La sete di felicità c'è e si cerca di saziarla in tanti modi. Forse anche la droga, l'alcool ecc. sono strade offerte per essere in qualche modo felici.
"L'attimo fuggente" di Goethe non è segno anche quello di un desiderio di realizzazione personale e di infinito che intriga l'uomo?
Oggi il Vangelo garantisce una felicità sconvolgente e 'scandalosa' dichiarando "Beati" i poveri, gli afflitti, i perseguitati. Tutto con un  "perché".  Sì, perché se poveri, 'vostro è il Regno dei cieli'. Se affamati o nel pianto, 'sarete saziati' e 'riderete'. Se perseguitati, ci sarà 'una ricompensa grande nei cieli' .
Ma la parola del Signore si fa tremendamente severa per  i ricchi e chi se la spassa.
C'è un "guai!" che fa paura. Che vuol richiamare ad atteggiamenti di carità e fraternità perché il giudizio non colpisca se non si vuol ascoltare e cambiare.
Certo, di fronte a questa pagina o rifiutiamo tutto o ci convertiamo. Il Maestro ci invita ad un'inversione a "U" rispetto alla nostra mentalità terra-terra. Non vuole che si cerchino fame, afflizione, persecuzione;  chiede solo che se qualcuna di queste esperienze si incrociasse con la nostra vita,  ricordiamo che c'è per noi un grande "perché…" spalancato su scenari  di gloria e di festa.

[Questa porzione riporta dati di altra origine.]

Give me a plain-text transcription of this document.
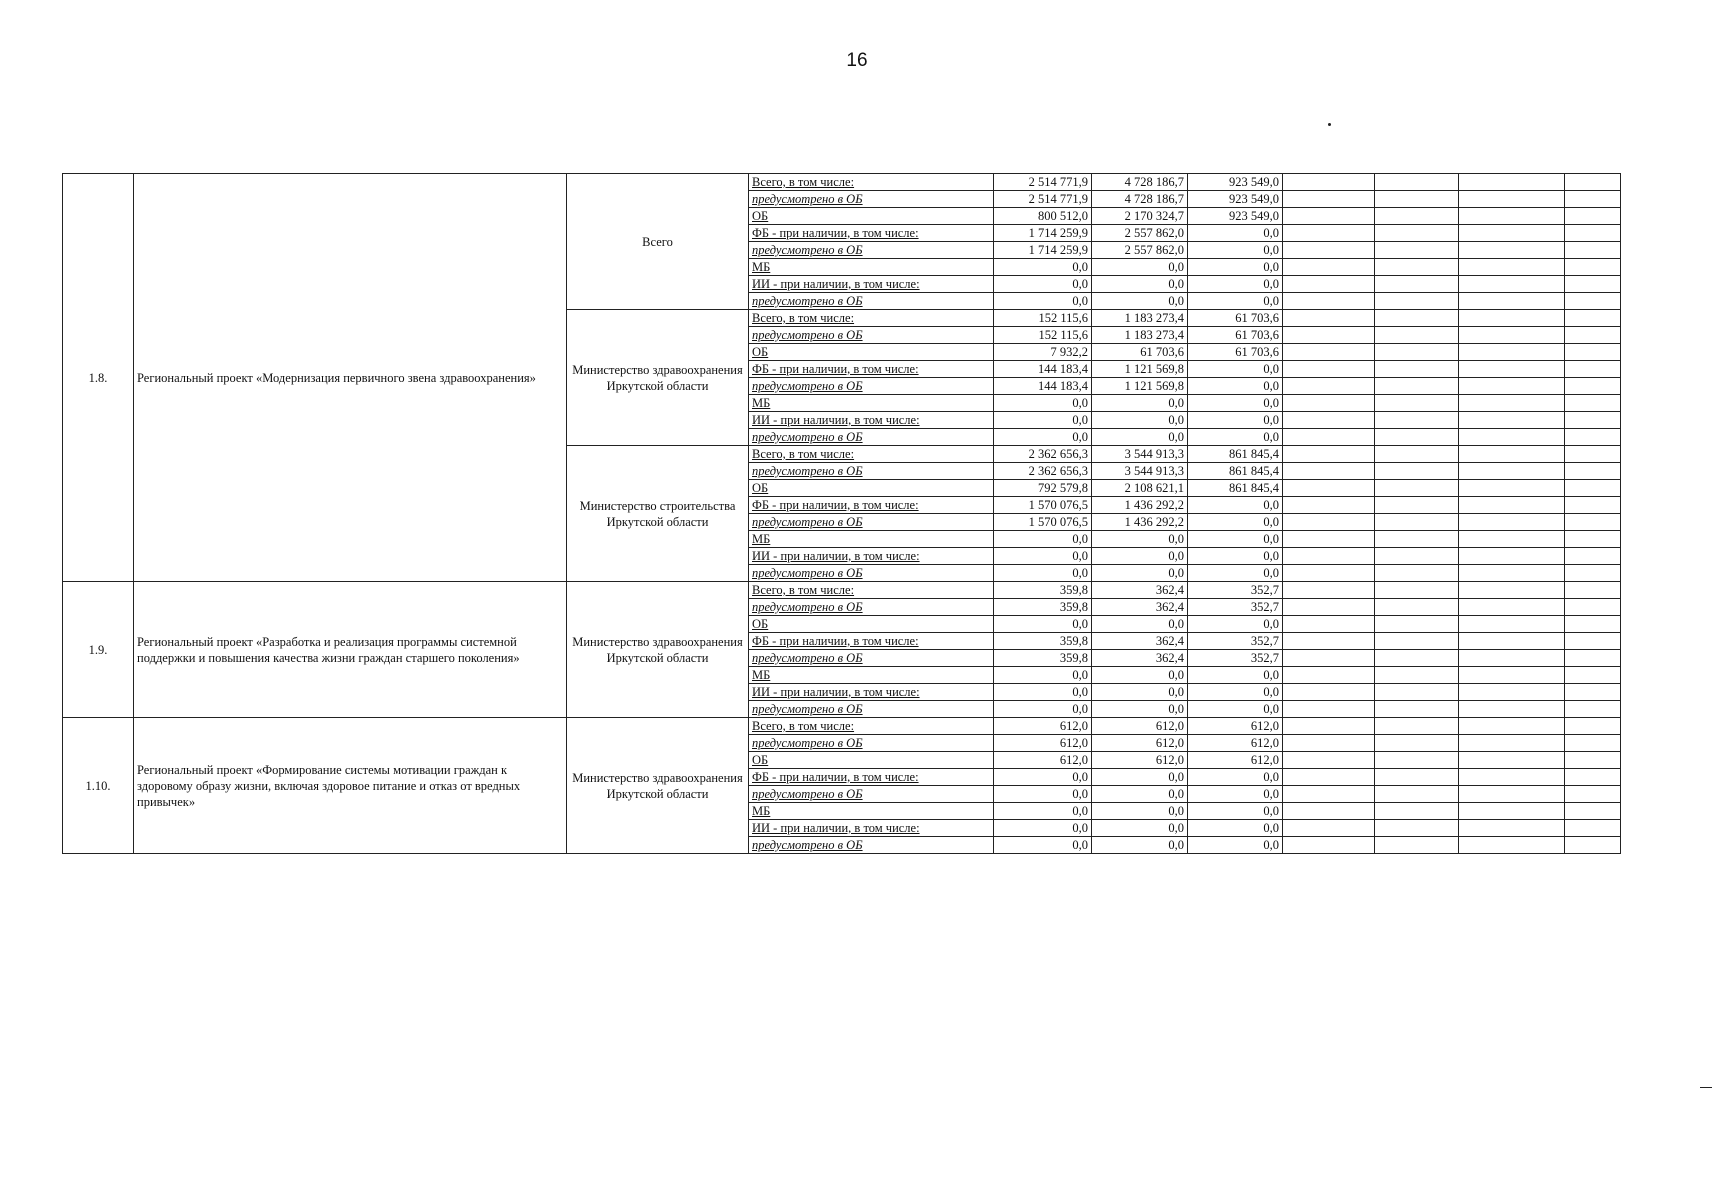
16
1.8.	Региональный проект «Модернизация первичного звена здравоохранения»	Всего	Всего, в том числе:	2 514 771,9	4 728 186,7	923 549,0				
			предусмотрено в ОБ	2 514 771,9	4 728 186,7	923 549,0				
			ОБ	800 512,0	2 170 324,7	923 549,0				
			ФБ - при наличии, в том числе:	1 714 259,9	2 557 862,0	0,0				
			предусмотрено в ОБ	1 714 259,9	2 557 862,0	0,0				
			МБ	0,0	0,0	0,0				
			ИИ - при наличии, в том числе:	0,0	0,0	0,0				
			предусмотрено в ОБ	0,0	0,0	0,0				
		Министерство здравоохранения Иркутской области	Всего, в том числе:	152 115,6	1 183 273,4	61 703,6				
			предусмотрено в ОБ	152 115,6	1 183 273,4	61 703,6				
			ОБ	7 932,2	61 703,6	61 703,6				
			ФБ - при наличии, в том числе:	144 183,4	1 121 569,8	0,0				
			предусмотрено в ОБ	144 183,4	1 121 569,8	0,0				
			МБ	0,0	0,0	0,0				
			ИИ - при наличии, в том числе:	0,0	0,0	0,0				
			предусмотрено в ОБ	0,0	0,0	0,0				
		Министерство строительства Иркутской области	Всего, в том числе:	2 362 656,3	3 544 913,3	861 845,4				
			предусмотрено в ОБ	2 362 656,3	3 544 913,3	861 845,4				
			ОБ	792 579,8	2 108 621,1	861 845,4				
			ФБ - при наличии, в том числе:	1 570 076,5	1 436 292,2	0,0				
			предусмотрено в ОБ	1 570 076,5	1 436 292,2	0,0				
			МБ	0,0	0,0	0,0				
			ИИ - при наличии, в том числе:	0,0	0,0	0,0				
			предусмотрено в ОБ	0,0	0,0	0,0				
1.9.	Региональный проект «Разработка и реализация программы системной поддержки и повышения качества жизни граждан старшего поколения»	Министерство здравоохранения Иркутской области	Всего, в том числе:	359,8	362,4	352,7				
			предусмотрено в ОБ	359,8	362,4	352,7				
			ОБ	0,0	0,0	0,0				
			ФБ - при наличии, в том числе:	359,8	362,4	352,7				
			предусмотрено в ОБ	359,8	362,4	352,7				
			МБ	0,0	0,0	0,0				
			ИИ - при наличии, в том числе:	0,0	0,0	0,0				
			предусмотрено в ОБ	0,0	0,0	0,0				
1.10.	Региональный проект «Формирование системы мотивации граждан к здоровому образу жизни, включая здоровое питание и отказ от вредных привычек»	Министерство здравоохранения Иркутской области	Всего, в том числе:	612,0	612,0	612,0				
			предусмотрено в ОБ	612,0	612,0	612,0				
			ОБ	612,0	612,0	612,0				
			ФБ - при наличии, в том числе:	0,0	0,0	0,0				
			предусмотрено в ОБ	0,0	0,0	0,0				
			МБ	0,0	0,0	0,0				
			ИИ - при наличии, в том числе:	0,0	0,0	0,0				
			предусмотрено в ОБ	0,0	0,0	0,0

Il Signore non vuole che l'uomo soffra per il gusto di soffrire. Propone solo che la sofferenza, di nome croce, si viva scommettendo su di Lui, fidandoci totalmente della sua promessa. Nel Vangelo per ben 55 volte ci imbattiamo in un canto di esultanza: felici, "beati", come a suggerire segreti sicuri di gioia.
La Chiesa, allora,  più che muoversi fra divieti e condanne, sarebbe bello che  diventasse sempre più  "Chiesa delle beatitudini", segno stupendo di luce sul monte.
Ne i "fratelli Karamazov" , Dostoevskij fa dire a un personaggio: "…è Dio che dà la gioia, è questo il suo sublime privilegio…Viva Dio e la sua gioia. Io sento amore per Lui".